Friday, June 03, 2005

Disregard for the People's Voice

This is another long post, but I thought it worth it. It is an article that arrived in my inbox today from a Polish MEP, Maciej Giertych, I thought it a thoughtful response to the whole affair.

Even if I had been in favour of voting for the Constitution in the referendum, on the evening of May 28, I would have changed my mind and voted against the Treaty for one simple reason. This change would have been caused by the incredible arrogance and conceit of the political elite of the European Union and their total disregard for the (different from their own) opinions of the citizens of Member States. I am convinced that many Frenchmen share in my consternation and have consequently voiced their thoughts at the ballot box.

- on May 27, 2005, Valery Giscard d' Estaing, voiced the following remarks before the German parliament: "in the event of a negative result in the referendum, there will be no alternative but to repeat it". A few moments later, he added that in those circumstances, the text of the constitution would not be modified [Le Figaro, May 28 2005]. The speech of Giscard at that point was only a drop in the bucket that would eventually be overflowed by the many other declarations that have followed in the same line of thought.

- already in June 2004, Jean-Luc Dehaene, former Belgian Prime Minister and Vice-president of the Convention which wrote the Constitution had said that "we know that more than 9 people out of 10 will not have read the constitution and will vote on the basis of what will be said by the politicians and the journalists. More than that, if the answer is "no", the vote will have to be probably repeated because it is absolutely necessary that it is a "yes"."[ Irish Times, June 2. 2004]

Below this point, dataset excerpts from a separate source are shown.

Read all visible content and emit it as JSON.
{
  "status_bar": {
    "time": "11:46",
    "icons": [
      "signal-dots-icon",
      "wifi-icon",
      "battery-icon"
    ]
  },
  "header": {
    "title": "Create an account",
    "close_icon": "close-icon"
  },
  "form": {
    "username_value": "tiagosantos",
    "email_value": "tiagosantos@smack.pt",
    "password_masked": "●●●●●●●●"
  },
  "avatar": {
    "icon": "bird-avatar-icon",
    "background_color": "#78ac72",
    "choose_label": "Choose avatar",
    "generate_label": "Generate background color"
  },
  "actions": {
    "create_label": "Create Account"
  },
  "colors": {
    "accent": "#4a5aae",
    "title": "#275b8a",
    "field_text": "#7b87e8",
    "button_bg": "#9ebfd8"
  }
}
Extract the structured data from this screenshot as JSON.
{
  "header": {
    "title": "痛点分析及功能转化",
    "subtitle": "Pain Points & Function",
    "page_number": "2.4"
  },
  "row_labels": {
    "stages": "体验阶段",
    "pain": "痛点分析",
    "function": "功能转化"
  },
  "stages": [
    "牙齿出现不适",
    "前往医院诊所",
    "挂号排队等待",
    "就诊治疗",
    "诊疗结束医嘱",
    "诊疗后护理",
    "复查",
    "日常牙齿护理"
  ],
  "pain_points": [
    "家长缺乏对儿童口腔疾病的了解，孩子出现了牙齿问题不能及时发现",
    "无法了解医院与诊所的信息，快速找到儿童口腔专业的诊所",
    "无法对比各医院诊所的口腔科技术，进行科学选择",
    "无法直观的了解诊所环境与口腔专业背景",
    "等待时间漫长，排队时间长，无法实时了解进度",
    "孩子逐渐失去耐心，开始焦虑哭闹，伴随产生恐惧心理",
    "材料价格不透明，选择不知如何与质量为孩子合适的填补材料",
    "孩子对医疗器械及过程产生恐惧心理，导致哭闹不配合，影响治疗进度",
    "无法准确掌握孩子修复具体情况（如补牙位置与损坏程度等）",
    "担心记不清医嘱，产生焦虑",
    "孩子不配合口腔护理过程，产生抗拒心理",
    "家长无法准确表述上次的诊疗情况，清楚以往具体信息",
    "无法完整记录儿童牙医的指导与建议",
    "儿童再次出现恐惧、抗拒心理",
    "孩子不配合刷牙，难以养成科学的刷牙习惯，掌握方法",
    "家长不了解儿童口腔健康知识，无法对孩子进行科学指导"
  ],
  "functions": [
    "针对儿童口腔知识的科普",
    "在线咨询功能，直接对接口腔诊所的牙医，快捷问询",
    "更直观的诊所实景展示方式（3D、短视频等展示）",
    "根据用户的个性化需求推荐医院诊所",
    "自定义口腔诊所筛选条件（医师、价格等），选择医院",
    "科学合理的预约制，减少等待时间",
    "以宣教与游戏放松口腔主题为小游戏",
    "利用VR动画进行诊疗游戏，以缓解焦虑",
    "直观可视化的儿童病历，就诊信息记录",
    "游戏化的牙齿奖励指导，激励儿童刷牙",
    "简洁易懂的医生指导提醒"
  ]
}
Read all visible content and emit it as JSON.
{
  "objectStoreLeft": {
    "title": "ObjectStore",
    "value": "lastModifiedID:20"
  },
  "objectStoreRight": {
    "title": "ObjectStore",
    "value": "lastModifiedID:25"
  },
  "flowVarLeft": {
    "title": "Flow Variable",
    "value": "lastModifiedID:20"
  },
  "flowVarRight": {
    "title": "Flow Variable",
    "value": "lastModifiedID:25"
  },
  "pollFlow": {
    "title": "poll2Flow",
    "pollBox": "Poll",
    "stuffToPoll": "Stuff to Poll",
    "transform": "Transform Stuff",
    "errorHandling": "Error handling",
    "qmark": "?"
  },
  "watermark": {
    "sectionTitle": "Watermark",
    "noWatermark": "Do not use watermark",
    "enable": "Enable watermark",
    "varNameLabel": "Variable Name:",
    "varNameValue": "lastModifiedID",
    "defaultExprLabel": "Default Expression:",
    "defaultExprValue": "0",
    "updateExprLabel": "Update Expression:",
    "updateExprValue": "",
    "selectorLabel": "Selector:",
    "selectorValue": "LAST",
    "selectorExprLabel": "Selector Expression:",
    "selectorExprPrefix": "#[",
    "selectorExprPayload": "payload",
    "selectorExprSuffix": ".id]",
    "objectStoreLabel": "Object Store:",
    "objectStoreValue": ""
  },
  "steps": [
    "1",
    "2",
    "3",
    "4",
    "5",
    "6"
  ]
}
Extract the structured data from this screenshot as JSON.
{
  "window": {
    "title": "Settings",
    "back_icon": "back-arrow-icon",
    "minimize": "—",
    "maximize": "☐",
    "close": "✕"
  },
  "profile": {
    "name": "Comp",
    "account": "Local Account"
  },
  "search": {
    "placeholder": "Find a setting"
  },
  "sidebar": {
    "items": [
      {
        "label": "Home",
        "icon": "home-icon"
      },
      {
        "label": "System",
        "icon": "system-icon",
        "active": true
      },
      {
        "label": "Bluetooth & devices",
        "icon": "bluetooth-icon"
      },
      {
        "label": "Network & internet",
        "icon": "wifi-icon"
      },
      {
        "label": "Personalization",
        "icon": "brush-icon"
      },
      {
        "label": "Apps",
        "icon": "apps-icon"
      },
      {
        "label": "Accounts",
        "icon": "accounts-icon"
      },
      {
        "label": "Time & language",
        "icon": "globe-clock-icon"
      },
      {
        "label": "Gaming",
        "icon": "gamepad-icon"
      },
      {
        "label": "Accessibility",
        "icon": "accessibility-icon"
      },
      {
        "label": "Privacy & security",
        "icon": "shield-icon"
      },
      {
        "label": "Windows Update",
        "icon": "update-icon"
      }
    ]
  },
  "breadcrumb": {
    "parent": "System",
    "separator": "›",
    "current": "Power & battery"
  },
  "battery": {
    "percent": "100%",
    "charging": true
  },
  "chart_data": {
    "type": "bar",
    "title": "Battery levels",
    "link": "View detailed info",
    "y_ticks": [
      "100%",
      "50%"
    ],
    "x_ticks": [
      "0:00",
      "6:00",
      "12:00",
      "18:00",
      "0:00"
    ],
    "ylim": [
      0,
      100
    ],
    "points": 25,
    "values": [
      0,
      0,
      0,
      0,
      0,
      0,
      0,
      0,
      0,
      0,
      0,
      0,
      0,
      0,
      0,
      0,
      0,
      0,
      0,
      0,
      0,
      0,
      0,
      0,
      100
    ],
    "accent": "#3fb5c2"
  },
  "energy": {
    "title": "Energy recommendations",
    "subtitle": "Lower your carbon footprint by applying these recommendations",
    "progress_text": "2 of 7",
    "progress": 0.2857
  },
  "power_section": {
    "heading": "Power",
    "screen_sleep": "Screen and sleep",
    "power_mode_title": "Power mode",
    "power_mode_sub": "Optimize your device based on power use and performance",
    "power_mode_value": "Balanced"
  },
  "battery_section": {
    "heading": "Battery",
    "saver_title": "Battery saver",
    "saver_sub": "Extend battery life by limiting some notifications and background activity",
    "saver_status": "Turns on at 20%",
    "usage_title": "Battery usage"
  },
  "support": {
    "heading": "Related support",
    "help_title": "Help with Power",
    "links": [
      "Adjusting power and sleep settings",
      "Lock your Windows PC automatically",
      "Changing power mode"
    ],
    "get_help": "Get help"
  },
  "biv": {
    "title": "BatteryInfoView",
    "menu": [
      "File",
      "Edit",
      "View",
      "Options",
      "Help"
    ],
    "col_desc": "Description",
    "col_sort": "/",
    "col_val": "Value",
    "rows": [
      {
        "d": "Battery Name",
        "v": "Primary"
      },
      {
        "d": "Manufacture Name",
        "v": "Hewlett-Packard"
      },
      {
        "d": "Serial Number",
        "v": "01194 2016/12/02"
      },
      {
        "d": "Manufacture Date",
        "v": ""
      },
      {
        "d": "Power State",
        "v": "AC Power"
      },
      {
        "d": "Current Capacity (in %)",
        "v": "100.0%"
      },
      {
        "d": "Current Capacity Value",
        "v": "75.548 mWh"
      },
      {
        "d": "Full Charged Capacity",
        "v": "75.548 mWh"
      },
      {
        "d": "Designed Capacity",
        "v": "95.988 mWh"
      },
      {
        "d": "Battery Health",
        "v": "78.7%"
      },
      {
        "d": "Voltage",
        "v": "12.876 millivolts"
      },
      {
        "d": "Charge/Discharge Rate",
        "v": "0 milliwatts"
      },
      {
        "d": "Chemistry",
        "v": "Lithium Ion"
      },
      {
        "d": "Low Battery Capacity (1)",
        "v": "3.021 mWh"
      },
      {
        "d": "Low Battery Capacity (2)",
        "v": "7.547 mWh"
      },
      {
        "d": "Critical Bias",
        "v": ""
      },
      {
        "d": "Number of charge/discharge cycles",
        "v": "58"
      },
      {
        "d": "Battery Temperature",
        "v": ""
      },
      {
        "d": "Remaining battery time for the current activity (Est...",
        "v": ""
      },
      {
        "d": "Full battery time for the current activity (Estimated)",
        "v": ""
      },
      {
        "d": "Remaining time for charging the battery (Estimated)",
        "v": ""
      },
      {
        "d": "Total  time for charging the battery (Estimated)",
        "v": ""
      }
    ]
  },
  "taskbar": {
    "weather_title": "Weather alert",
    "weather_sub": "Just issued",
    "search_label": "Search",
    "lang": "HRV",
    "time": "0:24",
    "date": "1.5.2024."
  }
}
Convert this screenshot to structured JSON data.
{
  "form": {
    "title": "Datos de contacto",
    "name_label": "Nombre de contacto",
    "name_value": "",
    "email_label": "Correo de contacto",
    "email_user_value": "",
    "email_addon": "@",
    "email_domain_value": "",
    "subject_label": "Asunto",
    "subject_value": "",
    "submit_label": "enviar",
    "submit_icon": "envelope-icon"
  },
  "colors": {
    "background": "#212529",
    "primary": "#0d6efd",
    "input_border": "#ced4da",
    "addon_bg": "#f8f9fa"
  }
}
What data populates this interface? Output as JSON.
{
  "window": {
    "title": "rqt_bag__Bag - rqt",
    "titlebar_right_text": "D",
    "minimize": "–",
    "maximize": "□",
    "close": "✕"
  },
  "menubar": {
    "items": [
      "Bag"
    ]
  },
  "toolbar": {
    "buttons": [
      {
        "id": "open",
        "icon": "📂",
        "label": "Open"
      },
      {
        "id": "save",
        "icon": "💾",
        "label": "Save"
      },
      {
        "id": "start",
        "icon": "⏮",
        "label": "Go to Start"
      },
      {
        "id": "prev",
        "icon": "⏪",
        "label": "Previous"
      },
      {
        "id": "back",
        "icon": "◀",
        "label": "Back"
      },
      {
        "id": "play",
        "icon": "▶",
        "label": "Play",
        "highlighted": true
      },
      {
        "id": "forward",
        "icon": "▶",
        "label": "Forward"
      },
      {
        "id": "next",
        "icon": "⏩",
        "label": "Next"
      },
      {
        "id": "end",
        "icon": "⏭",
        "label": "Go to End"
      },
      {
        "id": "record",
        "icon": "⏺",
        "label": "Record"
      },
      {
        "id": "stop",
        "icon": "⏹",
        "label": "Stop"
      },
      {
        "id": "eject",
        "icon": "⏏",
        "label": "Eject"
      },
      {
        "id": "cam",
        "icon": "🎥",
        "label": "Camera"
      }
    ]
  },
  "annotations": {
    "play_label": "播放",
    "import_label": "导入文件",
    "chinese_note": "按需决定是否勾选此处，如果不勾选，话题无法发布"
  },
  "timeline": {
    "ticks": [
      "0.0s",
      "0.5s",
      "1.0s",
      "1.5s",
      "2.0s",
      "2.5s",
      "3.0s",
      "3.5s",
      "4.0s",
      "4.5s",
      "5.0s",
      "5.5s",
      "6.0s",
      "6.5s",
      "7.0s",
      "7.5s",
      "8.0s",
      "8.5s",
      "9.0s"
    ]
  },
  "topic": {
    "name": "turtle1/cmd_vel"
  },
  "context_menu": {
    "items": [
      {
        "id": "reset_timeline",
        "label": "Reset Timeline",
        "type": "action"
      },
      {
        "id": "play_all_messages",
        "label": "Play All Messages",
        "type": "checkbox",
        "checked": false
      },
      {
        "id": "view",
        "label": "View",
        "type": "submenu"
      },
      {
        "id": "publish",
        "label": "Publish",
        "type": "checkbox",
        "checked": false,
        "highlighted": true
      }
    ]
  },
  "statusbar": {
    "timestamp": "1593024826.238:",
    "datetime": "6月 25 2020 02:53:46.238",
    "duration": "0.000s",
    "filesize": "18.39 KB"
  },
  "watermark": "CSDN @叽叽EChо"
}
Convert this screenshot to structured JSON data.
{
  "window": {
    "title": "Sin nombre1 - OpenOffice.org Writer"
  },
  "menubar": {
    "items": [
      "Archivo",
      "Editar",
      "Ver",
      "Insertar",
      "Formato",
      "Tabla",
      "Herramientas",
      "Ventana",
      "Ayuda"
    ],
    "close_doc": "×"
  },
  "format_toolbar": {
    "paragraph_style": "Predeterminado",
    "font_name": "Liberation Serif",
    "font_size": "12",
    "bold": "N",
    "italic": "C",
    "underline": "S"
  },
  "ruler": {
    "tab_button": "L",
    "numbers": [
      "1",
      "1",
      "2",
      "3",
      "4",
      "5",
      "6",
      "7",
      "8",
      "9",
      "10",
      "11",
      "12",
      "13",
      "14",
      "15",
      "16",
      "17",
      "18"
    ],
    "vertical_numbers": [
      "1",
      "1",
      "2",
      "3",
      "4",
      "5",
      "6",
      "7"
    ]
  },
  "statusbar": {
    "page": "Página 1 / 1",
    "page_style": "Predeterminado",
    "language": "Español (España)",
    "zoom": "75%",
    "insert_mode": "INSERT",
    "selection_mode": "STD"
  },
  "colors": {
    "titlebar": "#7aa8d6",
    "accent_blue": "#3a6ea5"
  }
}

- Jean-Claude Juncker, Luxembourg Prime Minister and President-in-Office of the European Council, also implied that in the event of the victory of the "no", the French would have to be proposed with a second referendum [Libération, May 27 2005].

- Lastly, on May 26, the Czech Prime Minister Jiri Paroubek, threatened his own President, Vaclav Klaus, with a prohibition of exit of the Czech territory if he persisted in expressing his opposition to the European Constitution [Irish Times, May 27, 2005 /Reuters News/]. One would think that this is a dream...

While having significant consequences, all of these declarations testify to the scandalous disregard for the referendum. These declarations have but one single effect in that they unquestionably undermine the public's confidence in their authors and their misguided objectives which they continue to pursue. May the voters never forget these stunning words that have revealed the true intentions of those who have declared them. It is amazing that for years, these same people have been promoting and telling us about democracy.

Less than two hours after the closing of the last polling stations and the victory of "no" to the Constitution was certain, Jo Leinen, the chairman of the Committee on Constitutional Affairs in the European Parliament, sent a press release in three languages to the press and MEPs, claiming that France needs a "a second chance". According to him, France needs this second chance as its citizens did not express their views on Europe but rather on their domestic political problems. It would be illuminating, however, if Jo Leinen could tell us which domestic problems in France are not connected to decisions taken at the EU level.

The truth is that Europe is degenerating in body and especially, in soul. The EU, after years of demagogy and dialectical, reminds us evermore of the Soviet Union: only one truth, only one ideology, and only one way to be followed.

We must now, with all the strength possible, reject the European Constitution in the other countries where the people will have the chance to have their say in a referendum. Moreover, we must demand and insist on referendums to be carried out in member states that have already ratified the Constitution without asking its citizens.

I would like to give my sincere salutations to M. Jean-Pierre Raffarin, who was admittedly, an adversary as a person in favour of the European constitution, but had the courage to strongly say that France would vote only once and that a second referendum for him was out of the question. My best regards go out to him as he has displayed intellectual honesty in the face of intense pressure of his surroundings. We only wish for more of our opponents to be of this nature.

We have every right to be in favour or against the European Constitution. But we do not have the right to be dishonest. When we violate this rule, we have to eventually face the consequences. This is, in all actuality, what has happened. This has happened justly.

1 comment:

Meme chose said...

"But we do not have the right to be dishonest. When we violate this rule, we have to eventually face the consequences..."

Those consequences are now finally arriving. Political unity has been been a pipe-dream and a gravy train all along. We now have to watch the 'Democratic EU' Potemkin village break up.

Rather like at the end of WWI and again after WWII, Europeans will then have to begin rebuilding from the low point to which their folly, and the self indulgence of their leadership class, have brought them.

We should notice that the common thread is that each time Europe has, while it dreamed on, allowed its significance in world affairs and its weight in the world economy to slip lower and lower, allowing other nations to surpass it in power and influence.